Für die Utah Mammoth endete eine im Rückblick als Erfolg zu bewertende Spielzeit 2025/26 am Freitag mit einer großen Enttäuschung. Mit 1:5 unterlag das Team des Deutschen JJ Peterka im heimischen Delta Center den favorisierten Vegas Golden Knights und schied dadurch in der Best-of-seven-Serie in der Ersten Runde der Stanley Cup Playoffs mit 2:4 aus. Utah, das in der regulären Saison viele Beobachter mit dem Erreichen der ersten Wildcard im Westen und einer Saisonausbeute von 43-33-6 und den daraus resultierenden 92 Punkten positiv überrascht hatte, beendete seine erste Playoff-Teilnahme in Salt Lake City damit früher als von den Beteiligten erhofft.
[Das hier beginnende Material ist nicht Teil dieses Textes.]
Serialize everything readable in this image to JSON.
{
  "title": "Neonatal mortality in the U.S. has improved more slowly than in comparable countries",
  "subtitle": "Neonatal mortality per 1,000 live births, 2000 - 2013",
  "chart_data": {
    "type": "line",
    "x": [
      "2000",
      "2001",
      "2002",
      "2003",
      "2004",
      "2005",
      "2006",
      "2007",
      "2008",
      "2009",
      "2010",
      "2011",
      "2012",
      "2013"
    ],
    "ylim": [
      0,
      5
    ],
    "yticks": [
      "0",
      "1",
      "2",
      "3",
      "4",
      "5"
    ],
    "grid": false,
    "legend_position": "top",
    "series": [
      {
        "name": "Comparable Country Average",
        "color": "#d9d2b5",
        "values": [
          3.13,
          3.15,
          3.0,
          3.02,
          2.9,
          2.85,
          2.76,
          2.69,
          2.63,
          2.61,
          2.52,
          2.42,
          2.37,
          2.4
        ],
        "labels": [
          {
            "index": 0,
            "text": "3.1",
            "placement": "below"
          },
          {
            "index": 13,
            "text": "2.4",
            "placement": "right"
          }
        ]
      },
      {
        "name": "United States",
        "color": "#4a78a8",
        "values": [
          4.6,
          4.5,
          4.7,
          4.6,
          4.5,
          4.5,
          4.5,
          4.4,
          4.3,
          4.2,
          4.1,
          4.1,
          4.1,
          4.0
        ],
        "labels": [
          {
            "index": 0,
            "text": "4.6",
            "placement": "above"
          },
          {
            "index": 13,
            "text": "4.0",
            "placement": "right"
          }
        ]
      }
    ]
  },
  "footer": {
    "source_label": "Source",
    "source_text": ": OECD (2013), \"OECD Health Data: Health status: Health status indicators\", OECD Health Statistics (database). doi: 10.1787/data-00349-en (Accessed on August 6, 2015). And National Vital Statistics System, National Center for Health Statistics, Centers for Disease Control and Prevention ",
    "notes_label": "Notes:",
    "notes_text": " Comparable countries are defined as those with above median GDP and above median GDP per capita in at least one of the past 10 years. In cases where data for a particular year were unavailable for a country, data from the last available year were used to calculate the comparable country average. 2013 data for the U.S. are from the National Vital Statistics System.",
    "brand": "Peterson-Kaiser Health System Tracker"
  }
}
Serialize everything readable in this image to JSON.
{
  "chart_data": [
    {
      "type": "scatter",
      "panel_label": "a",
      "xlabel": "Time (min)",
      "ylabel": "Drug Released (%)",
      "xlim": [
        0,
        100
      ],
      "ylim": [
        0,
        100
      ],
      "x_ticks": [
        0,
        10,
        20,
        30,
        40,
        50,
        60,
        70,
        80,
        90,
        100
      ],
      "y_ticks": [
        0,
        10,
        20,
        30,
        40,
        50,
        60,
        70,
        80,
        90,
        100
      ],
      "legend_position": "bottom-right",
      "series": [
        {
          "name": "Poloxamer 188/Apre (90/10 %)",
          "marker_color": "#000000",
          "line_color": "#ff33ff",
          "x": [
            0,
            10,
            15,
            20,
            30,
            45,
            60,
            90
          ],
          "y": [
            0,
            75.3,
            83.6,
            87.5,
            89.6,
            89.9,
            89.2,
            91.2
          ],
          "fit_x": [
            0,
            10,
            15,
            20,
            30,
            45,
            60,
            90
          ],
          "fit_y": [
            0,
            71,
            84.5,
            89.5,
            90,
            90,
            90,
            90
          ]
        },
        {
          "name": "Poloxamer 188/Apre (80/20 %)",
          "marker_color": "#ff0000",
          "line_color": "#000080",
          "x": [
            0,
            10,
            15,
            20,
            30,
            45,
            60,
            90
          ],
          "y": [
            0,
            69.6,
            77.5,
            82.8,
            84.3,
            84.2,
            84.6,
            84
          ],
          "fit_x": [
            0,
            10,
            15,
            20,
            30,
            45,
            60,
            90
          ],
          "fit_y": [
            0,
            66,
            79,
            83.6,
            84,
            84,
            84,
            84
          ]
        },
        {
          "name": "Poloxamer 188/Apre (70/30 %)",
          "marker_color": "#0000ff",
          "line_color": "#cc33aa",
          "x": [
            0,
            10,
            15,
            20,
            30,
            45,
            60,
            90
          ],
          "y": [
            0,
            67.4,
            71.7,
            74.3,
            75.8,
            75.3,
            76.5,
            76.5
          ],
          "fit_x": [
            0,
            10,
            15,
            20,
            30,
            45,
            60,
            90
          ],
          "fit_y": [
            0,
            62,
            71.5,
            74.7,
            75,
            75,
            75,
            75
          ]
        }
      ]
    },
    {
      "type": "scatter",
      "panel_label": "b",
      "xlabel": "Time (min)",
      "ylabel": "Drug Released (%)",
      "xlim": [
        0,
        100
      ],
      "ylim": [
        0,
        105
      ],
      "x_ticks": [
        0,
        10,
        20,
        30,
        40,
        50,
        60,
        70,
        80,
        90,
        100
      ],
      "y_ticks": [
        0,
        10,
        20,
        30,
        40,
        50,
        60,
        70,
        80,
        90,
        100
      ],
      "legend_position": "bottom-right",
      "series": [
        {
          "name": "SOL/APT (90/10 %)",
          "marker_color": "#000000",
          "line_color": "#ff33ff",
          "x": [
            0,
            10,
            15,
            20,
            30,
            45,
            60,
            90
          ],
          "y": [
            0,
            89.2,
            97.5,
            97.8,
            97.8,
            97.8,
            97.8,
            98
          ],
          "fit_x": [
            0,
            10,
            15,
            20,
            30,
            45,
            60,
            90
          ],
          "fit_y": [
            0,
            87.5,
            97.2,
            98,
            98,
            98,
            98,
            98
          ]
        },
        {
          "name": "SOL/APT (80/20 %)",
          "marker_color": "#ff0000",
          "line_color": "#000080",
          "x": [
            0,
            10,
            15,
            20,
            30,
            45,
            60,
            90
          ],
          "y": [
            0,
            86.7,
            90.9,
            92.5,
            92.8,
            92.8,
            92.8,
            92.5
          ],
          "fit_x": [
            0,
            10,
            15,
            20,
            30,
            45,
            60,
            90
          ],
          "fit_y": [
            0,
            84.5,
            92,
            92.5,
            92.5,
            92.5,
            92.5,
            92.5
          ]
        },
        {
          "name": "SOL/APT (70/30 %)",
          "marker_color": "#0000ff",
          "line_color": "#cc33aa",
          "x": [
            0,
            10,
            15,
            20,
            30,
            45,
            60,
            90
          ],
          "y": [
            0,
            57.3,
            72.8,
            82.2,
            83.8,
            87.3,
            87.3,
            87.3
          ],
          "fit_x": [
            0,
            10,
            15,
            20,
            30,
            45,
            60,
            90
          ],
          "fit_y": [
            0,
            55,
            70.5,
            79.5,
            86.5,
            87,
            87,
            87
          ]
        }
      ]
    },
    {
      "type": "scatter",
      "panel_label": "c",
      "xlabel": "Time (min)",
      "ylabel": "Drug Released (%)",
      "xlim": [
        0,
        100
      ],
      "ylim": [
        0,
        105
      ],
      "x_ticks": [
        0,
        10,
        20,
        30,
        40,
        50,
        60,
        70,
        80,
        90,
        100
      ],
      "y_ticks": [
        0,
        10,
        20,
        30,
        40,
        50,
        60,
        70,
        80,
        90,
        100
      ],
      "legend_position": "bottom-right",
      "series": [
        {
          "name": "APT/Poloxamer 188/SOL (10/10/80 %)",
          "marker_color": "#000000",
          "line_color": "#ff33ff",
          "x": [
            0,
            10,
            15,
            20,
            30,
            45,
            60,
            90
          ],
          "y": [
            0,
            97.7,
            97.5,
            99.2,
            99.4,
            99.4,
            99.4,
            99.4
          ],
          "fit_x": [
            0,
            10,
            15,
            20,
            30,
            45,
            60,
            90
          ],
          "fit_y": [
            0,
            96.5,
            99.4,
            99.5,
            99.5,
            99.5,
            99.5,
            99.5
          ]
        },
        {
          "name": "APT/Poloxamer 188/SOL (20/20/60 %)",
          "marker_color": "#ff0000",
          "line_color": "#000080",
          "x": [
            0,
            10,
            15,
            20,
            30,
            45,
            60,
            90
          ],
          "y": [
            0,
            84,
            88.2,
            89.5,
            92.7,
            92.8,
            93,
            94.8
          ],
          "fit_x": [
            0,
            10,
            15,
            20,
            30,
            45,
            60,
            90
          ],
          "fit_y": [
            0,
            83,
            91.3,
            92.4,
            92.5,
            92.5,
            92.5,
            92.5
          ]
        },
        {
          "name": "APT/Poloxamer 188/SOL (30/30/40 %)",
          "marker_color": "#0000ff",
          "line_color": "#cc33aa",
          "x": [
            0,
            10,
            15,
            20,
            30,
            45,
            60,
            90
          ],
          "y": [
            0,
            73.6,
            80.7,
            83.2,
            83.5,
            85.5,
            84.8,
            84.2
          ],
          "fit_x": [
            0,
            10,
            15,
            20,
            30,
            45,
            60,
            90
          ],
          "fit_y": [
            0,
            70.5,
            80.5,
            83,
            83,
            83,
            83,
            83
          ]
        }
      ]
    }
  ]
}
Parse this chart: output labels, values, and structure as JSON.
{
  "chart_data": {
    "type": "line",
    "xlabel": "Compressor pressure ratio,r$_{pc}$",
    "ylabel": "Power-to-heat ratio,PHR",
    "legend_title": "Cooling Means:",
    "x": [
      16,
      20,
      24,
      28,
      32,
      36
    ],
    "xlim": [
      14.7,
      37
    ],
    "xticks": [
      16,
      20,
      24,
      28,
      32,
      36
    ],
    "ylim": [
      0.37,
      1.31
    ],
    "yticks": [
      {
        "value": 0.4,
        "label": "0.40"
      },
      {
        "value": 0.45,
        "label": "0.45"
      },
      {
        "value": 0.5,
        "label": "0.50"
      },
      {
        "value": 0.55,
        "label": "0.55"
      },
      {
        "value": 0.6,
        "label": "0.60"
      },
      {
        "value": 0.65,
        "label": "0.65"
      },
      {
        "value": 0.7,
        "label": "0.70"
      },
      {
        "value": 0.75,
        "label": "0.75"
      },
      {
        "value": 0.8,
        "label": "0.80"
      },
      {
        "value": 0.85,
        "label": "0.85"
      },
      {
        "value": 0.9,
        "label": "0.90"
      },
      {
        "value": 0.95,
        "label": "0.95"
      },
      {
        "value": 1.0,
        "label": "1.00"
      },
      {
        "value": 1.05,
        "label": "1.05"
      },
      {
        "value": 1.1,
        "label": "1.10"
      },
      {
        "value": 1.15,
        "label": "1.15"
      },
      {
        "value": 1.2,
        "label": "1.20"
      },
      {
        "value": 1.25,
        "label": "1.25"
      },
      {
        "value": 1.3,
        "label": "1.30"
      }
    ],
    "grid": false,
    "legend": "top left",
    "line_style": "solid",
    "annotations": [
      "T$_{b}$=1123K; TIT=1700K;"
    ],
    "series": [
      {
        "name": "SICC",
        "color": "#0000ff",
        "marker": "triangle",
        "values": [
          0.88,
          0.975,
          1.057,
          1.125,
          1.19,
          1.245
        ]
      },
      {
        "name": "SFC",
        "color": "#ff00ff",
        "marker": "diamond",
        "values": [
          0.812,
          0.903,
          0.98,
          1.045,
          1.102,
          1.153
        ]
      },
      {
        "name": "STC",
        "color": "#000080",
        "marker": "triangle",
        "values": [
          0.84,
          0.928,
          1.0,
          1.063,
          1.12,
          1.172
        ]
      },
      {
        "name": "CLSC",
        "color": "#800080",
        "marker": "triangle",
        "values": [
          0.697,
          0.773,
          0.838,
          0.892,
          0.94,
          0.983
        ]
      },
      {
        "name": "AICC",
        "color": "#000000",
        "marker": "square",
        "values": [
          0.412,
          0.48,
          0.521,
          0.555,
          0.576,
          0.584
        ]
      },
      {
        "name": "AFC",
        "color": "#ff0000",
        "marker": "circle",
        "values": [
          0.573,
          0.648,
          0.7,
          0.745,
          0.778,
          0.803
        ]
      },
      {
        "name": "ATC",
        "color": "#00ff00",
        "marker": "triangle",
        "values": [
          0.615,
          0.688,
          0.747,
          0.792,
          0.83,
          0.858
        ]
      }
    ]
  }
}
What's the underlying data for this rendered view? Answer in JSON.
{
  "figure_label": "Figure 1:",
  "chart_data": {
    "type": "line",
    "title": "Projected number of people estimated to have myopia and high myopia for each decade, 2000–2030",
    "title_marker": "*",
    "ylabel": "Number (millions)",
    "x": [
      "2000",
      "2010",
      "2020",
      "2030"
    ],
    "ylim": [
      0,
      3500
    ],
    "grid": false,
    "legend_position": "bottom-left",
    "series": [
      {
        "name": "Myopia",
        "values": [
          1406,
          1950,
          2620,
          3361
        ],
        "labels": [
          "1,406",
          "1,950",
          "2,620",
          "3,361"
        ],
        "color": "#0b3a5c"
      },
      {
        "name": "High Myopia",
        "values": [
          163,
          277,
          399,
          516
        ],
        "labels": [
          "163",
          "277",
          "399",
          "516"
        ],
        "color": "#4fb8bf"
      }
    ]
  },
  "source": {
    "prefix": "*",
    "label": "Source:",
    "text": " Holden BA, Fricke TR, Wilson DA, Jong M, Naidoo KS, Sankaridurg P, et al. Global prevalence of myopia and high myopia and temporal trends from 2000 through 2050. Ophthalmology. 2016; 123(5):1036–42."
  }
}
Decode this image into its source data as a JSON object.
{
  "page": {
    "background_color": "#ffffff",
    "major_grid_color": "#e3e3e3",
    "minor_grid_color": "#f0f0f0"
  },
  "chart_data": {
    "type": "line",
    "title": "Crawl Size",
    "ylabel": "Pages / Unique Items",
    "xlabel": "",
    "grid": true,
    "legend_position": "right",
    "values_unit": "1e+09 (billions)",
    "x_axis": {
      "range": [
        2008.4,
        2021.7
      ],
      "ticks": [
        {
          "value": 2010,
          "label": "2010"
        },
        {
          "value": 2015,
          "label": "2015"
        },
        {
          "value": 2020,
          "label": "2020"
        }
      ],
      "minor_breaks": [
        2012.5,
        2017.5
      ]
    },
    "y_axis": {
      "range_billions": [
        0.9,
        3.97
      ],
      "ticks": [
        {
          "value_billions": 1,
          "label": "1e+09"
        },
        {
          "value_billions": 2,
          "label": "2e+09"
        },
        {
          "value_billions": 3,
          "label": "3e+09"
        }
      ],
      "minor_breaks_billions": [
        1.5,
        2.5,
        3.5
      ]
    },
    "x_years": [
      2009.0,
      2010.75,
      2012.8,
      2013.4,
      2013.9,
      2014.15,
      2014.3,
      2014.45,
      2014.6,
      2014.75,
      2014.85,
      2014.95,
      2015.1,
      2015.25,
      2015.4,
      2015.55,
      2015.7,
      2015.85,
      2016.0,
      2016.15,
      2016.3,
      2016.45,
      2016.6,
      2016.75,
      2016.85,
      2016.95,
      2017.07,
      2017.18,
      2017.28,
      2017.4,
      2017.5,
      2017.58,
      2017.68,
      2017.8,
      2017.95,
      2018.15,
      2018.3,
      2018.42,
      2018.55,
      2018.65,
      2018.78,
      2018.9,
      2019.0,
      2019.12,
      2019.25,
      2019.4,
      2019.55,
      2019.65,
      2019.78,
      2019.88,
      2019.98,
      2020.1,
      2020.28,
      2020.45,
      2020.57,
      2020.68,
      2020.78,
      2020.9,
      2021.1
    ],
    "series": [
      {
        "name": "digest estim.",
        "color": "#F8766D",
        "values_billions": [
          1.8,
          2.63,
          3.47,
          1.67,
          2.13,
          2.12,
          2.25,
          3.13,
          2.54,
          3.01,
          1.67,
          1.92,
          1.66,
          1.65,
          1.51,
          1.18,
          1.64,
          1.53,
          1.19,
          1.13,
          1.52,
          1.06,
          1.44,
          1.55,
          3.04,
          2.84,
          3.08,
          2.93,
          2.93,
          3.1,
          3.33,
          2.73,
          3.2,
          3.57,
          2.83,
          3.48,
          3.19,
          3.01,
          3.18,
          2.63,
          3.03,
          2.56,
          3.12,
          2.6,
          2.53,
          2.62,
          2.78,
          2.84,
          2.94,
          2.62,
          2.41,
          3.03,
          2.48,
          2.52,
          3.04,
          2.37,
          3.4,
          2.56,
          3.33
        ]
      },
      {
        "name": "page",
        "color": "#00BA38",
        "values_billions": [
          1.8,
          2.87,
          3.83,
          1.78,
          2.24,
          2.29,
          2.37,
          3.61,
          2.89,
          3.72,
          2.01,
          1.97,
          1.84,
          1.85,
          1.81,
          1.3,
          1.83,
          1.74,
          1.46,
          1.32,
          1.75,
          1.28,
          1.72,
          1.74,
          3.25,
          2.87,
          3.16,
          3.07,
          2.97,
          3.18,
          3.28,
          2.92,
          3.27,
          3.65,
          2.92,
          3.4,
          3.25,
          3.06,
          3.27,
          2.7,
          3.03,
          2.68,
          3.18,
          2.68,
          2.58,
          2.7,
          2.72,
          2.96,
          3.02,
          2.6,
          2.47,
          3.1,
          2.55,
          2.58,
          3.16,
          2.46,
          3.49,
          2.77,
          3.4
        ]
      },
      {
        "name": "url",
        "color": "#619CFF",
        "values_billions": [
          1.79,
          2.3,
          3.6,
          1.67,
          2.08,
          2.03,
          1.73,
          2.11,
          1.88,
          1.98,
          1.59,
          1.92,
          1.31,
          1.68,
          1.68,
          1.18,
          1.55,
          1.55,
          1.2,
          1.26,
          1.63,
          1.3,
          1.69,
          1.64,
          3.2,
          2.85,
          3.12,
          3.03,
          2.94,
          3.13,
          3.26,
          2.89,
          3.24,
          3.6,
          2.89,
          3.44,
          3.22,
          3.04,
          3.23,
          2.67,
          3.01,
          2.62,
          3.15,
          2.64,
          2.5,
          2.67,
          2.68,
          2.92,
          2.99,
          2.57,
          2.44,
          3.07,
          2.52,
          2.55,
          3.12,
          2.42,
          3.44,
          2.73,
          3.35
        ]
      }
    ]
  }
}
„Ja, das ist natürlich (mies). Die Jungs fühlen sich gerade furchtbar“, bestätigte dann auch Mammoth-Kapitän Clayton Keller unmittelbar nach Spielende. „Wir haben gekämpft, alles gegeben und nie aufgegeben. Es gab viele Höhen und Tiefen. Im Moment ist es noch frisch, aber ich werde etwas Zeit haben, darüber nachzudenken. Wie ich schon während der ganzen Serie gesagt habe: Wir vertrauen voll und ganz aufeinander, auf unseren Spielplan und all das. Es ist (schrecklich), es ist ein furchtbares Gefühl. Wenn man verliert und diesen Schmerz durchlebt, lernt man am meisten – nicht, wenn man gewinnt.“
Die Chance auf ein Spiel 7 erfüllte sich im finalen Auftritt der Spielzeit für die Mammoth nicht. Ein Tor von Kailer Yamamoto und 21 Paraden von Torhüter Karel Vejmelka waren in Spiel 6 zu wenig, um die Golden Knights noch einmal ernsthaft in Verlegenheit zu bringen.